Der Urlaubsort und nicht zuletzt das Ferienhaus waren nicht nur ein Zuhause auf Zeit, sondern auch ein großer Abenteuerspielplatz. Häufig blieben davon Erinnerungen zurück, von denen man gar nicht so genau weiß, warum eigentlich. In den Zimmern des Reisedomizils fand sich stets aller möglicher Krempel – nicht selten hatten ihn andere Familien dort zurückgelassen. Und abends im Bett hörte man Hörspielkassetten im Walkman – zum Beispiel „Die drei ???“ oder „TKKG“.
Die ARD-Hörspielreihe „Mia Insomnia“ knüpft an genau dieses Gefühl an – und zwar mit enorm akkuraten Beobachtungen. Nur wenige Minuten Spielzeit reichen für einen ordentlichen Nostalgiekick, der alle möglichen Erinnerungen an die Lieblingsurlaube und Lieblingshörspiele der eigenen Kindheit zurückholt.
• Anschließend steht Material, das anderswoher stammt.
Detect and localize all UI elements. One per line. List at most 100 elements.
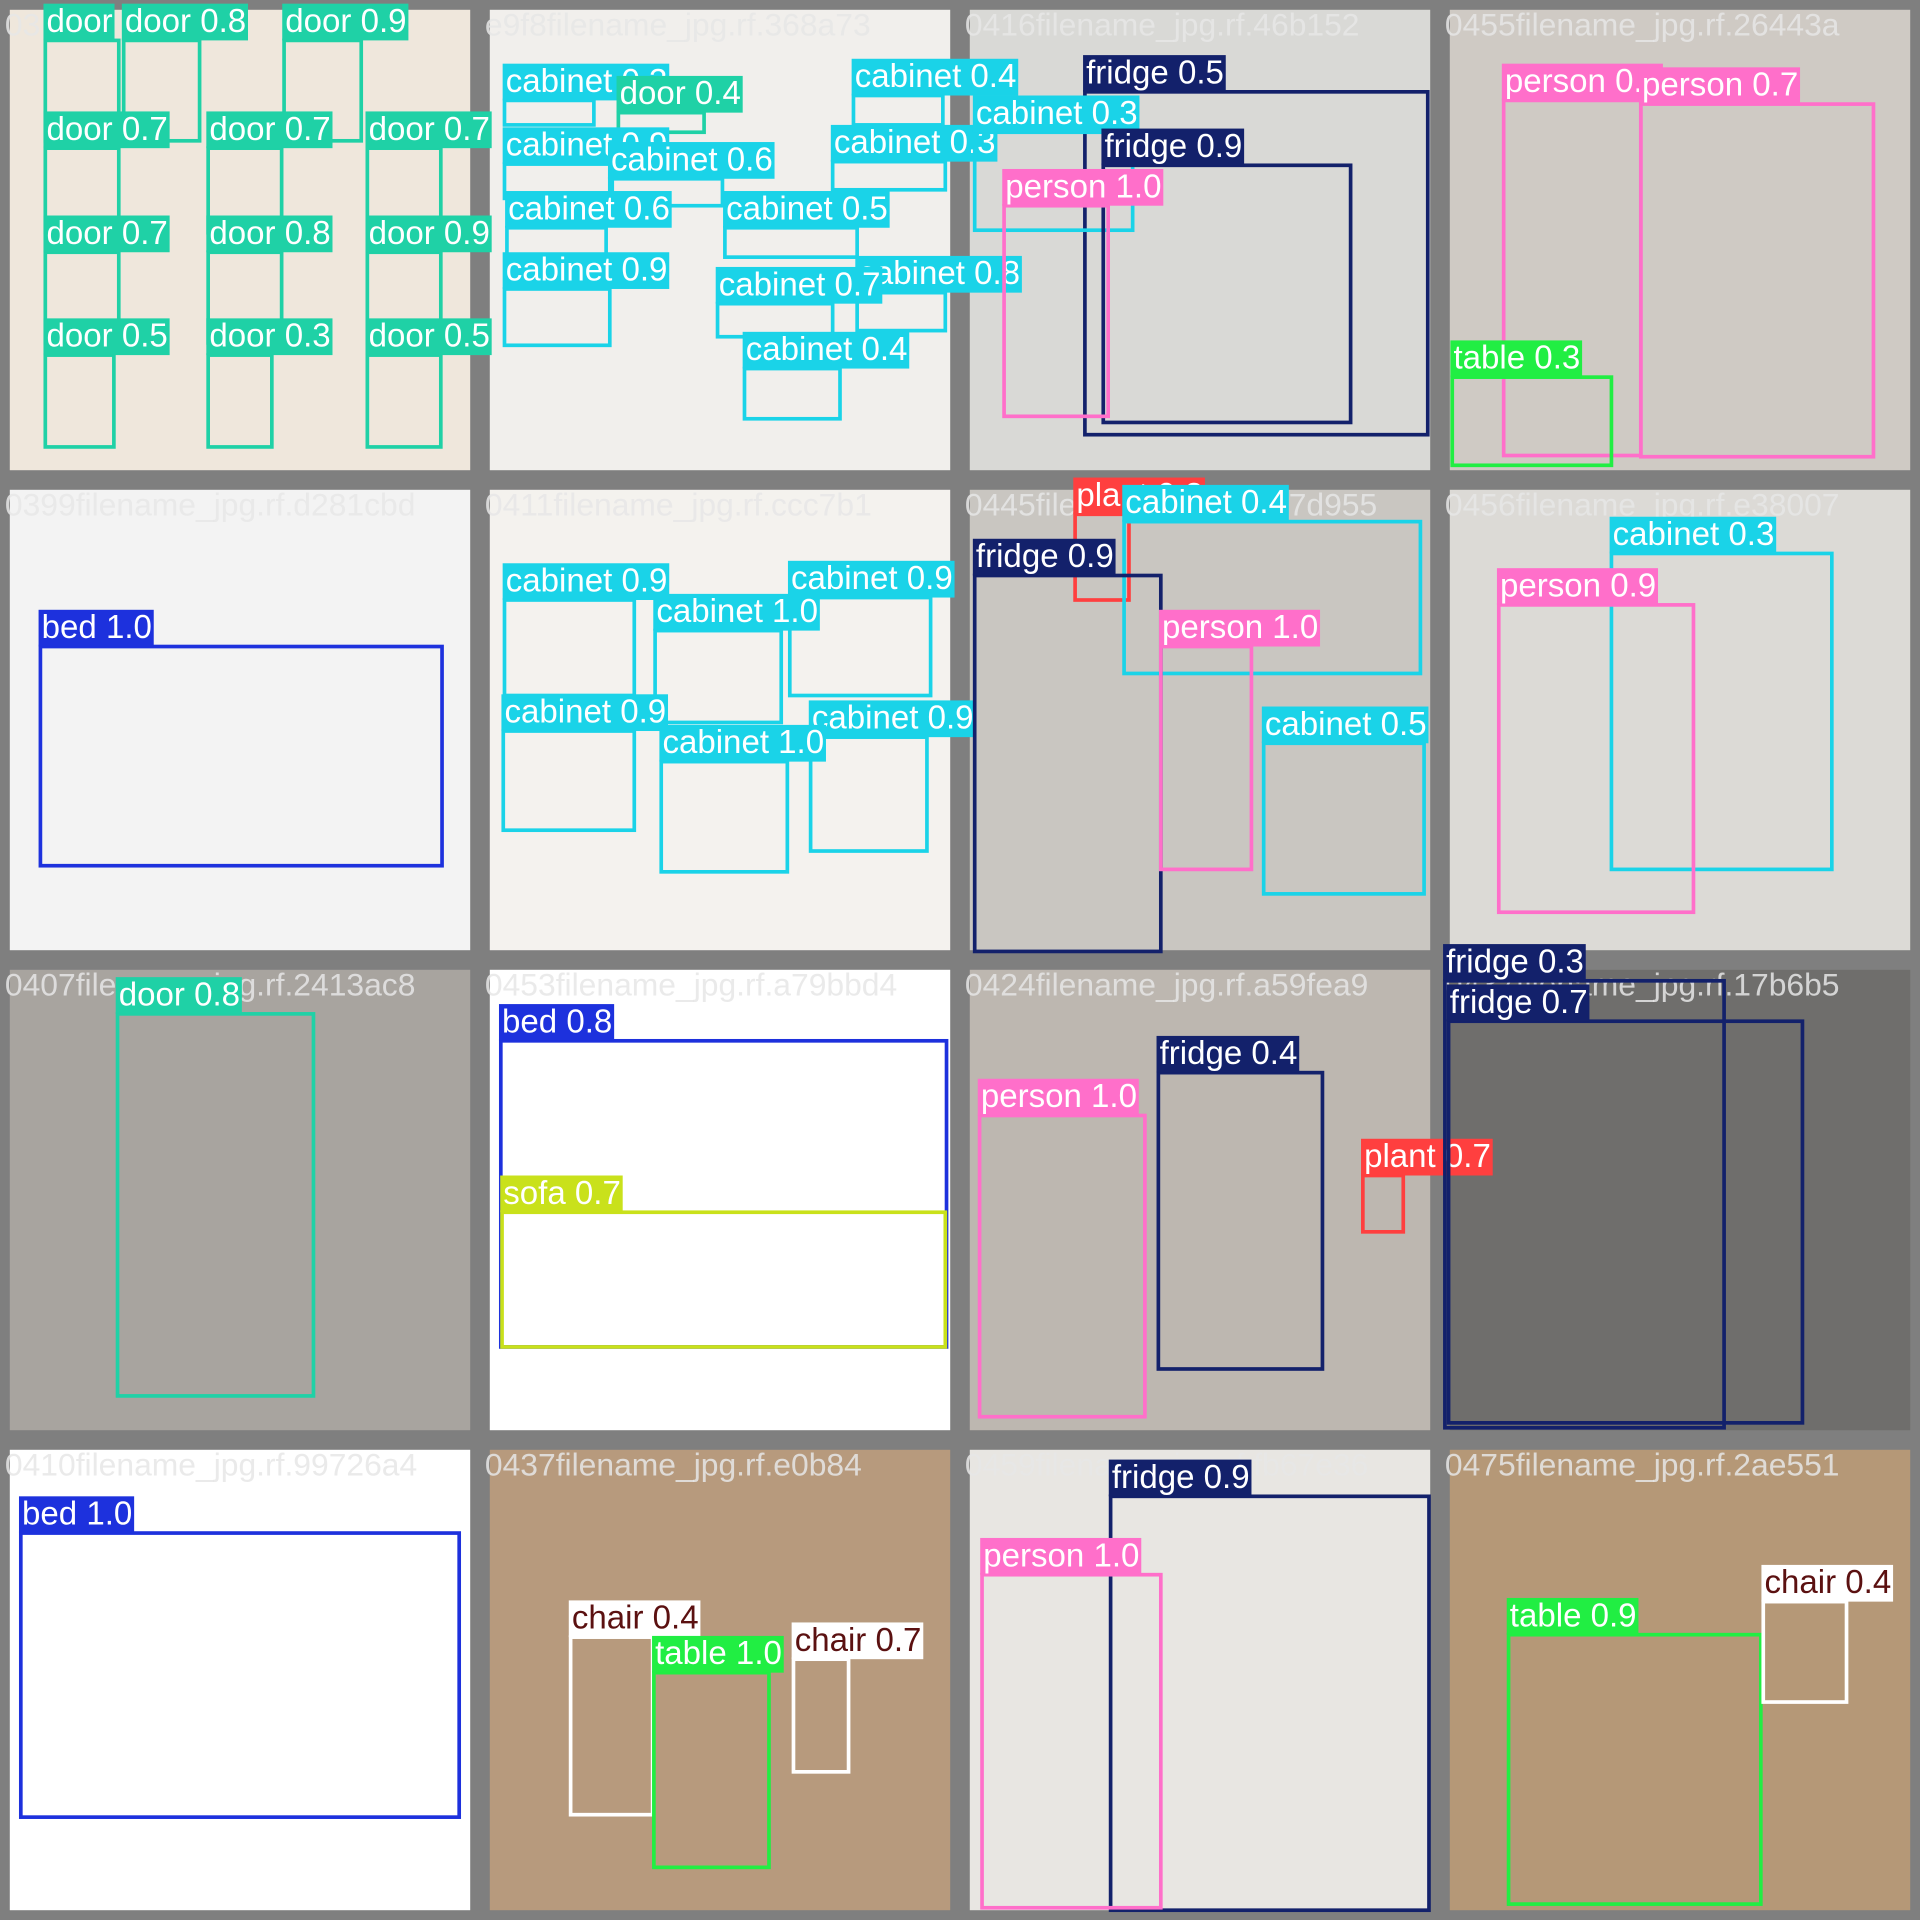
label-background bbox=[43, 111, 170, 149]
tiles bbox=[9, 9, 1911, 1911]
detection-label: cabinet 0.8 bbox=[858, 255, 1020, 292]
label-background bbox=[652, 1635, 784, 1673]
detection-label: cabinet 0.4 bbox=[855, 58, 1017, 95]
detection-label: door 0.7 bbox=[209, 111, 330, 148]
label-background bbox=[1443, 944, 1586, 981]
label-background bbox=[1156, 1035, 1300, 1073]
detection-label: door 0.8 bbox=[119, 976, 240, 1013]
tile-image bbox=[1449, 1449, 1911, 1911]
label-background bbox=[1002, 168, 1164, 206]
detection-label: fridge 0.9 bbox=[1104, 128, 1242, 165]
filename: 03 bbox=[5, 6, 40, 42]
detection-label: cabinet 0.9 bbox=[812, 700, 974, 737]
detection-label: person 0.9 bbox=[1500, 567, 1656, 604]
detection-label: cabinet 0.6 bbox=[611, 141, 773, 178]
detection-label: person 1.0 bbox=[983, 1537, 1139, 1574]
detection-label: cabinet 0.3 bbox=[976, 95, 1138, 132]
detection-label: person 1.0 bbox=[981, 1078, 1137, 1115]
detection-label: fridge 0.5 bbox=[1086, 54, 1224, 91]
detection-label: fridge 0.4 bbox=[1160, 1035, 1298, 1072]
detection-label: door 0.8 bbox=[125, 3, 246, 40]
filename: 0424filename_jpg.rf.a59fea9 bbox=[965, 966, 1368, 1002]
bounding-box bbox=[977, 1113, 1147, 1419]
bounding-box bbox=[500, 1210, 948, 1349]
bounding-box bbox=[855, 290, 948, 333]
label-background bbox=[365, 318, 492, 356]
label-background bbox=[206, 318, 333, 356]
detection-label: person 0.3 bbox=[1505, 63, 1661, 100]
tile-image bbox=[9, 969, 471, 1431]
bounding-box bbox=[1361, 1173, 1406, 1234]
filename: 0475filename_jpg.rf.2ae551 bbox=[1445, 1446, 1840, 1482]
bounding-box bbox=[38, 644, 444, 868]
detection-label: door bbox=[47, 3, 113, 40]
detection-label: person 1.0 bbox=[1005, 168, 1161, 205]
detection-label: cabinet 0.5 bbox=[1265, 706, 1427, 743]
detection-label: chair 0.4 bbox=[1764, 1564, 1891, 1601]
detection-label: cabinet 0.6 bbox=[508, 190, 670, 227]
label-background bbox=[742, 331, 910, 369]
label-background bbox=[43, 215, 170, 253]
label-background bbox=[830, 124, 998, 162]
detection-label: door 0.9 bbox=[369, 215, 490, 252]
bounding-box bbox=[1108, 1494, 1431, 1913]
detection-label: door 0.7 bbox=[369, 111, 490, 148]
label-background bbox=[1083, 55, 1226, 92]
detection-label: table 0.9 bbox=[1510, 1597, 1637, 1634]
tile-image bbox=[969, 1449, 1431, 1911]
label-background bbox=[43, 3, 115, 41]
label-background bbox=[723, 191, 890, 228]
filename: 0416filename_jpg.rf.46b152 bbox=[965, 6, 1360, 42]
label-background bbox=[498, 1004, 615, 1041]
label-background bbox=[616, 75, 743, 113]
detection-label: fridge 0.9 bbox=[1112, 1459, 1250, 1496]
detection-label: cabinet 1.0 bbox=[656, 593, 818, 630]
label-background bbox=[808, 700, 976, 738]
label-background bbox=[972, 95, 1140, 133]
label-background bbox=[1638, 67, 1801, 105]
detection-label: bed 1.0 bbox=[22, 1496, 132, 1533]
detection-label: cabinet 0.9 bbox=[504, 694, 666, 731]
label-background bbox=[568, 1600, 701, 1638]
filename: 0456filename_jpg.rf.e38007 bbox=[1445, 486, 1840, 522]
detection-label: chair 0.4 bbox=[572, 1600, 699, 1637]
detection-label: door 0.5 bbox=[369, 318, 490, 355]
label-background bbox=[659, 724, 826, 762]
detection-label: chair 0.7 bbox=[795, 1622, 922, 1659]
filename: e9f8filename_jpg.rf.368a73 bbox=[485, 6, 871, 42]
tile-image bbox=[1449, 489, 1911, 951]
label-background bbox=[715, 266, 883, 304]
detection-label: cabinet 0.7 bbox=[719, 266, 881, 303]
label-background bbox=[972, 538, 1116, 576]
filename: 0411filename_jpg.rf.ccc7b1 bbox=[485, 486, 872, 522]
detection-label: cabinet 0.5 bbox=[726, 190, 888, 227]
label-background bbox=[977, 1078, 1139, 1116]
label-background bbox=[282, 3, 409, 41]
detection-label: cabinet 0.4 bbox=[1125, 484, 1287, 521]
filename: 0455filename_jpg.rf.26443a bbox=[1445, 6, 1840, 42]
detection-label: cabinet 0.9 bbox=[791, 560, 953, 597]
label-background bbox=[501, 694, 669, 732]
detection-label: table 0.3 bbox=[1453, 340, 1580, 377]
detection-label: door 0.5 bbox=[47, 318, 168, 355]
detection-label: door 0.9 bbox=[285, 3, 406, 40]
filename: 0437filename_jpg.rf.e0b84 bbox=[485, 1446, 862, 1482]
tile-image bbox=[9, 489, 471, 951]
detection-label: cabinet 0.3 bbox=[1613, 516, 1775, 553]
detections: door door 0.8 door 0.9 door 0.7 door 0.7 door… bbox=[18, 3, 1894, 1913]
detection-label: door 0.7 bbox=[47, 111, 168, 148]
detection-label: plant 0.7 bbox=[1364, 1138, 1491, 1175]
detection-label: cabinet 1.0 bbox=[662, 724, 824, 761]
label-background bbox=[1496, 568, 1659, 605]
detection-label: fridge 0.3 bbox=[1446, 943, 1584, 980]
label-background bbox=[1501, 63, 1663, 101]
detection-label: cabinet 0.9 bbox=[506, 252, 668, 289]
detection-label: cabinet 0.9 bbox=[506, 563, 668, 600]
label-background bbox=[1261, 706, 1429, 744]
label-background bbox=[855, 255, 1022, 293]
label-background bbox=[1361, 1138, 1493, 1176]
detection-label: door 0.8 bbox=[209, 215, 330, 252]
label-background bbox=[121, 3, 249, 41]
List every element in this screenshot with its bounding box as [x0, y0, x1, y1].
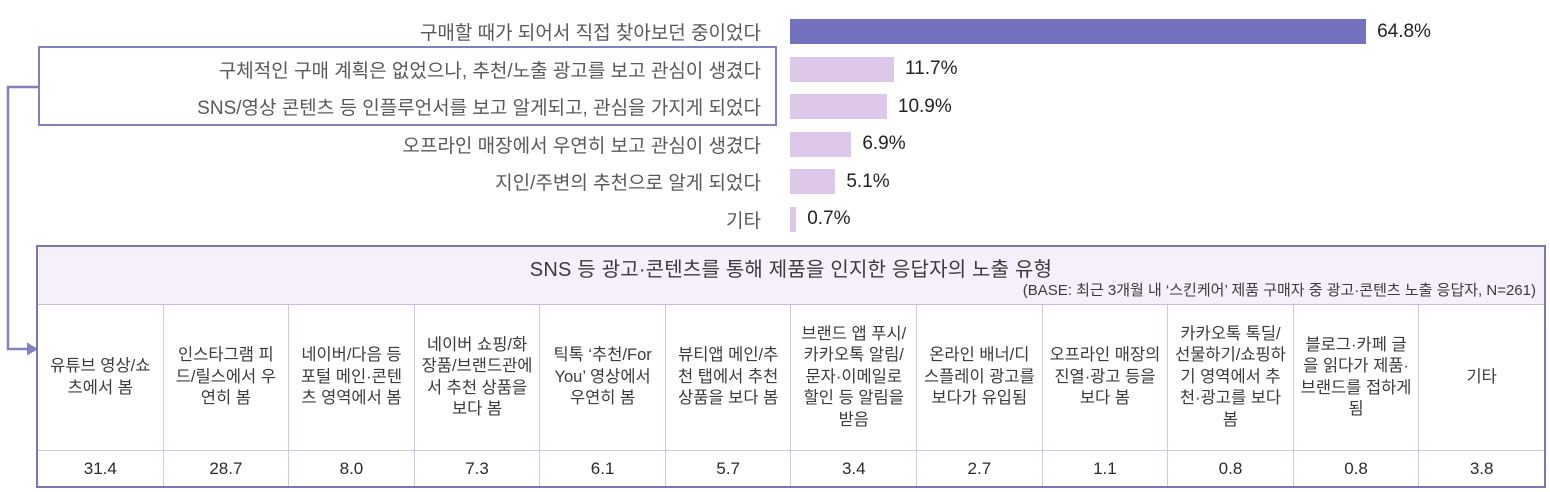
table-header-text: 온라인 배너/디스플레이 광고를 보다가 유입됨 — [923, 346, 1035, 408]
table-title: SNS 등 광고·콘텐츠를 통해 제품을 인지한 응답자의 노출 유형 — [529, 259, 1053, 281]
bar-label: 구체적인 구매 계획은 없었으나, 추천/노출 광고를 보고 관심이 생겼다 — [218, 60, 761, 82]
bar-value-label: 0.7% — [807, 208, 851, 230]
bar-row: 구체적인 구매 계획은 없었으나, 추천/노출 광고를 보고 관심이 생겼다 1… — [0, 51, 1550, 89]
table-value-cell: 5.7 — [666, 451, 792, 486]
table-base-note: (BASE: 최근 3개월 내 ‘스킨케어’ 제품 구매자 중 광고·콘텐츠 노… — [1022, 282, 1536, 299]
awareness-bar-chart: 구매할 때가 되어서 직접 찾아보던 중이었다 64.8% 구체적인 구매 계획… — [0, 13, 1550, 238]
table-value-cell: 2.7 — [917, 451, 1043, 486]
table-value-row: 31.4 28.7 8.0 7.3 6.1 5.7 3.4 2.7 1.1 0.… — [38, 450, 1544, 486]
bar-track: 0.7% — [790, 201, 851, 239]
table-header-cell: 기타 — [1419, 305, 1544, 450]
bar — [790, 19, 1367, 45]
table-header-cell: 카카오톡 톡딜/선물하기/쇼핑하기 영역에서 추천·광고를 보다 봄 — [1168, 305, 1294, 450]
table-title-row: SNS 등 광고·콘텐츠를 통해 제품을 인지한 응답자의 노출 유형 (BAS… — [38, 247, 1544, 305]
table-header-text: 카카오톡 톡딜/선물하기/쇼핑하기 영역에서 추천·광고를 보다 봄 — [1175, 324, 1286, 429]
bar — [790, 94, 887, 120]
table-header-text: 유튜브 영상/쇼츠에서 봄 — [50, 357, 151, 397]
table-header-cell: 틱톡 ‘추천/For You’ 영상에서 우연히 봄 — [540, 305, 666, 450]
table-header-text: 뷰티앱 메인/추천 탭에서 추천 상품을 보다 봄 — [678, 346, 779, 408]
bar-row: 구매할 때가 되어서 직접 찾아보던 중이었다 64.8% — [0, 13, 1550, 51]
bar-label: 구매할 때가 되어서 직접 찾아보던 중이었다 — [419, 23, 761, 45]
table-value-cell: 8.0 — [289, 451, 415, 486]
bar — [790, 56, 894, 82]
bar-value-label: 11.7% — [905, 58, 958, 80]
bar-track: 6.9% — [790, 126, 906, 164]
table-header-text: 네이버/다음 등 포털 메인·콘텐츠 영역에서 봄 — [300, 346, 403, 408]
bar-value-label: 5.1% — [846, 170, 890, 192]
table-value-cell: 3.8 — [1469, 458, 1494, 478]
bar-track: 10.9% — [790, 88, 952, 126]
table-header-text: 오프라인 매장의 진열·광고 등을 보다 봄 — [1049, 346, 1161, 408]
bar-rows: 구매할 때가 되어서 직접 찾아보던 중이었다 64.8% 구체적인 구매 계획… — [0, 13, 1550, 238]
bar — [790, 169, 836, 195]
bar-row: SNS/영상 콘텐츠 등 인플루언서를 보고 알게되고, 관심을 가지게 되었다… — [0, 88, 1550, 126]
table-header-text: 브랜드 앱 푸시/카카오톡 알림/문자·이메일로 할인 등 알림을 받음 — [801, 324, 907, 429]
table-value-cell: 3.4 — [791, 451, 918, 486]
bar-label: SNS/영상 콘텐츠 등 인플루언서를 보고 알게되고, 관심을 가지게 되었다 — [197, 98, 761, 120]
bar-row: 지인/주변의 추천으로 알게 되었다 5.1% — [0, 163, 1550, 201]
table-value-cell: 6.1 — [540, 451, 666, 486]
table-header-cell: 뷰티앱 메인/추천 탭에서 추천 상품을 보다 봄 — [666, 305, 792, 450]
table-value-cell: 28.7 — [164, 451, 290, 486]
bar-label: 오프라인 매장에서 우연히 보고 관심이 생겼다 — [402, 135, 761, 157]
bar-value-label: 10.9% — [897, 95, 952, 117]
table-header-text: 네이버 쇼핑/화장품/브랜드관에서 추천 상품을 보다 봄 — [421, 335, 533, 418]
table-value-cell: 0.8 — [1168, 451, 1294, 486]
table-header-cell: 온라인 배너/디스플레이 광고를 보다가 유입됨 — [917, 305, 1043, 450]
table-header-text: 틱톡 ‘추천/For You’ 영상에서 우연히 봄 — [553, 346, 652, 408]
table-header-cell: 브랜드 앱 푸시/카카오톡 알림/문자·이메일로 할인 등 알림을 받음 — [791, 305, 918, 450]
table-header-cell: 네이버/다음 등 포털 메인·콘텐츠 영역에서 봄 — [289, 305, 415, 450]
highlight-box — [38, 46, 777, 126]
table-header-cell: 유튜브 영상/쇼츠에서 봄 — [38, 305, 164, 450]
table-header-cell: 블로그·카페 글을 읽다가 제품·브랜드를 접하게 됨 — [1294, 305, 1420, 450]
bar — [790, 131, 852, 157]
bar-label: 기타 — [726, 210, 761, 232]
bar-value-label: 6.9% — [862, 133, 906, 155]
table-header-text: 기타 — [1466, 367, 1497, 386]
table-header-cell: 인스타그램 피드/릴스에서 우연히 봄 — [164, 305, 290, 450]
table-value-cell: 0.8 — [1294, 451, 1420, 486]
table-header-cell: 네이버 쇼핑/화장품/브랜드관에서 추천 상품을 보다 봄 — [415, 305, 541, 450]
table-header-text: 인스타그램 피드/릴스에서 우연히 봄 — [175, 346, 276, 408]
bar-row: 기타 0.7% — [0, 201, 1550, 239]
table-value-cell: 7.3 — [415, 451, 541, 486]
table-header-row: 유튜브 영상/쇼츠에서 봄 인스타그램 피드/릴스에서 우연히 봄 네이버/다음… — [38, 305, 1544, 450]
bar-track: 64.8% — [790, 13, 1431, 51]
bar-row: 오프라인 매장에서 우연히 보고 관심이 생겼다 6.9% — [0, 126, 1550, 164]
table-value-cell: 31.4 — [38, 451, 164, 486]
table-value-cell: 1.1 — [1043, 451, 1169, 486]
bar-track: 5.1% — [790, 163, 890, 201]
bar-track: 11.7% — [790, 51, 957, 89]
bar-value-label: 64.8% — [1377, 20, 1431, 42]
bar-label: 지인/주변의 추천으로 알게 되었다 — [495, 173, 761, 195]
table-header-cell: 오프라인 매장의 진열·광고 등을 보다 봄 — [1043, 305, 1169, 450]
exposure-table: SNS 등 광고·콘텐츠를 통해 제품을 인지한 응답자의 노출 유형 (BAS… — [36, 245, 1546, 488]
bar — [790, 206, 797, 232]
table-header-text: 블로그·카페 글을 읽다가 제품·브랜드를 접하게 됨 — [1300, 335, 1412, 418]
Aber die Produktion des Autoren Gregor Schmalzried löst auch noch etwas anderes Aus: Angst. Fast ein bisschen wie damals die Hörspielepisoden, die für uns Kinder eigentlich viel zu gruselig waren.
Ein Hörspiel, an das sich niemand erinnert
Genau darum geht es bei „Mia Insomnia“. Protagonistin der Handlung ist eine junge Frau mit dem nordischen Namen Mia Johannsson. Sie ist eine quasselnde Podcasterin mit eigenem Interviewformat. In einer ihrer Sendungen hat sie einen Held ihrer Kindheit zu Gast: Karlo Bode, gesprochen von Bastian Pastewka.
Bode wurde einst berühmt als einer der Sprecher des Hörspiels „Geisterjagd“, was grob gesagt eine fiktive Variante von „TKKG“ ist. Eine Gruppe von Jungs und Mädels löst in jeder Folge einen Fall – konkret geht es um Spukfälle, die jedoch immer mit einer rationalen Erklärung enden. Nur eine Episode ist anders.
Johannsson spricht Bode auf einige der gruseligsten Folgen an. „Die verfluchte Mumie“ und „Der Geist im Labyrinth“ zum Beispiel – und nicht zuletzt die verstörende Episode „Insomnia“. Doch genau bei diesem Wort stutzt Bode plötzlich. Die Folge „Insomnia“ habe es nämlich nie gegeben, behauptet der Kinderstar. Weder Bode noch die Produzentin der Hörspielreihe können sich an diese mysteriöse Hörspielfolge erinnern.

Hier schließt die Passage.